雷人が1体倒すところで、月華は5体倒していた。圧倒的な差が生まれていた。焦りを募らせるが、雷人の操る機体は1対1の戦闘が得意であり、多数を相手にするには向いている武装が搭載されてなかった。
「くっそー、せめて俺のアルチスならなぁ!言っても仕方ないか!!」
雷人がVRゴーグルの中で示される月花と自分の得点差を見ながら歯噛みする。そこに、新手が現れたことを示す警告音が鳴り響いた。鳥型ハジュンの後方から別のハジュンが現れたことをマーカーが示した。大きさは15mを超える巨大な一角を持つ鬼といった外見のハジュンが不釣り合いに巨大な4本の腕で住宅を瓦礫に変えて雷人たちへと放り投げてきた。
投げられた瓦礫を見て、雷人は両腕をクロスさせてガードする。月華の方は建物から飛び降りて直撃を避ける。多少無理をさせたので機体の脚部が悲鳴を上げるが仕方ない。
「この高台は放棄するしかないわね。あの大きさなら、斜線は通るから問題なし。攻撃は続行よ。」
宣言通りに月華が射撃を行うが、先の鳥型ハジュンに比べて装甲となる外皮を纏っているようで、銃弾が直撃しても致命傷には程遠いようだった。
「ここは俺の出番だな!いくぜ、カーンッ!!」
敵を射程内に収めると、雷人は操る機体の口元から溶解液の霧を嵐のように吹き出させて敵の装甲をボロボロにする。そこに流れるように両腕を飛ばして打撃を与える。さらに敵が動きを止めた瞬間にカーンの目から光線を放ち鬼型ハジュンに攻撃を浴びせ続ける。
「止めだッ、火炎閃ッ!!」
カーンの胸部装甲が白熱し、放たれた熱線が鬼型ハジュンを高熱で炙り燃やし尽くす。
「嘘、あの大きさのハジュンを瞬殺できるの?カーンタイプの火力が凄いってことは聞いてたけれど、よくあんなに攻撃を繋げられるわね。」
月華は正直なところ、もう少し長引くと思った戦いが一瞬で終わったことに驚いていた。自分と雷人の機体の間に火力の差があることは理解していたが、その火力を正確無比に使用できる操縦手だと思っていなかったのだ。カーンタイプは確かに火力が高いがその搭載武装を十全に運用できるサドゥーがいることが信じられなかった。カーンはいわゆるカタログスペックが高いだけで、使いこなせる人間はいないと聞かされていただけに目の前の光景が少々信じられないところがあった。
「でも、シミュレーションは私の勝ちね。」
月華が仮想のコクピットの中で呟いた通り、得点は月華が僅差で勝利していた。残念ながら、雷人は最後に放った熱線で敵もろとも住宅地に火を放ってしまったのがマイナスポイントになったのだった。
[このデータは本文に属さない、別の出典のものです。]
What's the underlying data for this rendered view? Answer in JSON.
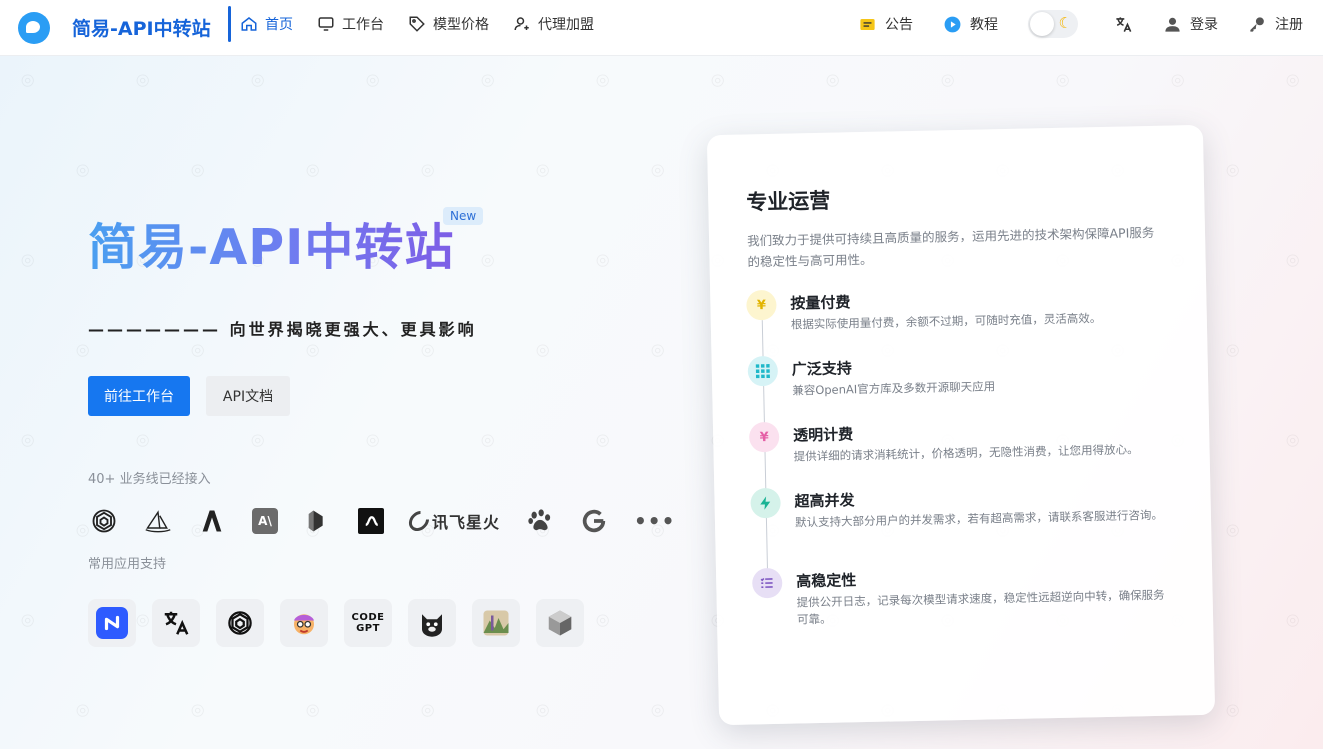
{
  "header": {
    "brand": "简易-API中转站",
    "nav": [
      {
        "label": "首页",
        "icon": "home-icon",
        "active": true
      },
      {
        "label": "工作台",
        "icon": "monitor-icon",
        "active": false
      },
      {
        "label": "模型价格",
        "icon": "tag-icon",
        "active": false
      },
      {
        "label": "代理加盟",
        "icon": "user-add-icon",
        "active": false
      }
    ],
    "right": {
      "notice": "公告",
      "tutorial": "教程",
      "theme_icon": "moon-icon",
      "login": "登录",
      "register": "注册"
    }
  },
  "hero": {
    "title": "简易-API中转站",
    "badge": "New",
    "tagline": "——————— 向世界揭晓更强大、更具影响",
    "btn_primary": "前往工作台",
    "btn_secondary": "API文档",
    "providers_label": "40+ 业务线已经接入",
    "providers": [
      "openai-icon",
      "midjourney-icon",
      "anthropic-icon",
      "claude-icon",
      "deepseek-icon",
      "zhipu-icon",
      "xunfei-icon",
      "baidu-icon",
      "google-icon",
      "more-icon"
    ],
    "xunfei_text": "讯飞星火",
    "more_text": "•••",
    "apps_label": "常用应用支持",
    "apps": [
      "app-n-icon",
      "translate-icon",
      "chatgpt-icon",
      "avatar-app-icon",
      "codegpt-icon",
      "cat-app-icon",
      "landscape-app-icon",
      "cube-app-icon"
    ],
    "codegpt_text": "CODE GPT"
  },
  "card": {
    "title": "专业运营",
    "desc": "我们致力于提供可持续且高质量的服务，运用先进的技术架构保障API服务的稳定性与高可用性。",
    "features": [
      {
        "title": "按量付费",
        "desc": "根据实际使用量付费，余额不过期，可随时充值，灵活高效。",
        "icon": "coin-icon",
        "color": "#f2c31b",
        "bg": "#fdf5cf"
      },
      {
        "title": "广泛支持",
        "desc": "兼容OpenAI官方库及多数开源聊天应用",
        "icon": "grid-icon",
        "color": "#1fb8c9",
        "bg": "#d6f3f6"
      },
      {
        "title": "透明计费",
        "desc": "提供详细的请求消耗统计，价格透明，无隐性消费，让您用得放心。",
        "icon": "yen-icon",
        "color": "#e55fa6",
        "bg": "#fbe1ef"
      },
      {
        "title": "超高并发",
        "desc": "默认支持大部分用户的并发需求，若有超高需求，请联系客服进行咨询。",
        "icon": "bolt-icon",
        "color": "#1ab394",
        "bg": "#d5f2ea"
      },
      {
        "title": "高稳定性",
        "desc": "提供公开日志，记录每次模型请求速度，稳定性远超逆向中转，确保服务可靠。",
        "icon": "list-icon",
        "color": "#7e57c2",
        "bg": "#e7dff5"
      }
    ]
  },
  "colors": {
    "accent": "#1677f0",
    "brand": "#1664d9"
  }
}
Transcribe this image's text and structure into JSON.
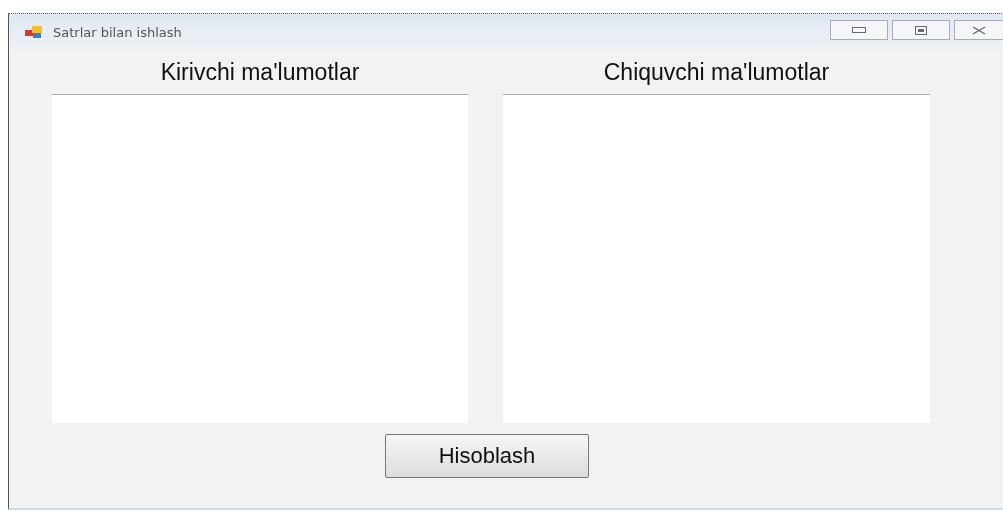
{
  "window": {
    "title": "Satrlar bilan ishlash"
  },
  "panels": [
    {
      "label": "Kirivchi ma'lumotlar"
    },
    {
      "label": "Chiquvchi ma'lumotlar"
    }
  ],
  "button": {
    "label": "Hisoblash"
  }
}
「う、マズったな。シミュレーションとはいえ、一般家屋に火をつける結果になったのは流石にダメだったぜ。」
VRゴーグルを外しながら、項垂れる雷人。敵を倒すことに集中したあまりの結果だった。
「でも、あなた操縦に関しては凄いセンスしてるのね。正直、みくびってたわ。」
対面側のシミュレータから降りて、拍手をしながら月華が近づいてきた。雷人もシミュレータから降りて、月華に言葉を返す。
「そっちこそ、宣言通りだったぜ。確かにこの支部を1人でやっているだけあるぜ。あの遠距離から、よくも正確に撃ち抜いていたよな。最も、俺も愛機のアルチスで出撃すれば今度は負けないぜ。」
自分の愛機となら勝てると豪語する雷人に、月華が笑みを浮かべた。
「まぁ、そういうことにしといてあげるわ。それよりも、到着の挨拶するんでしょ。司令部に行きましょ。隣の棟がそうだから、歩いていけるわ。」
そういって、月華が先を歩き出す。それに倣って、雷人も同じ方向へ歩き出した。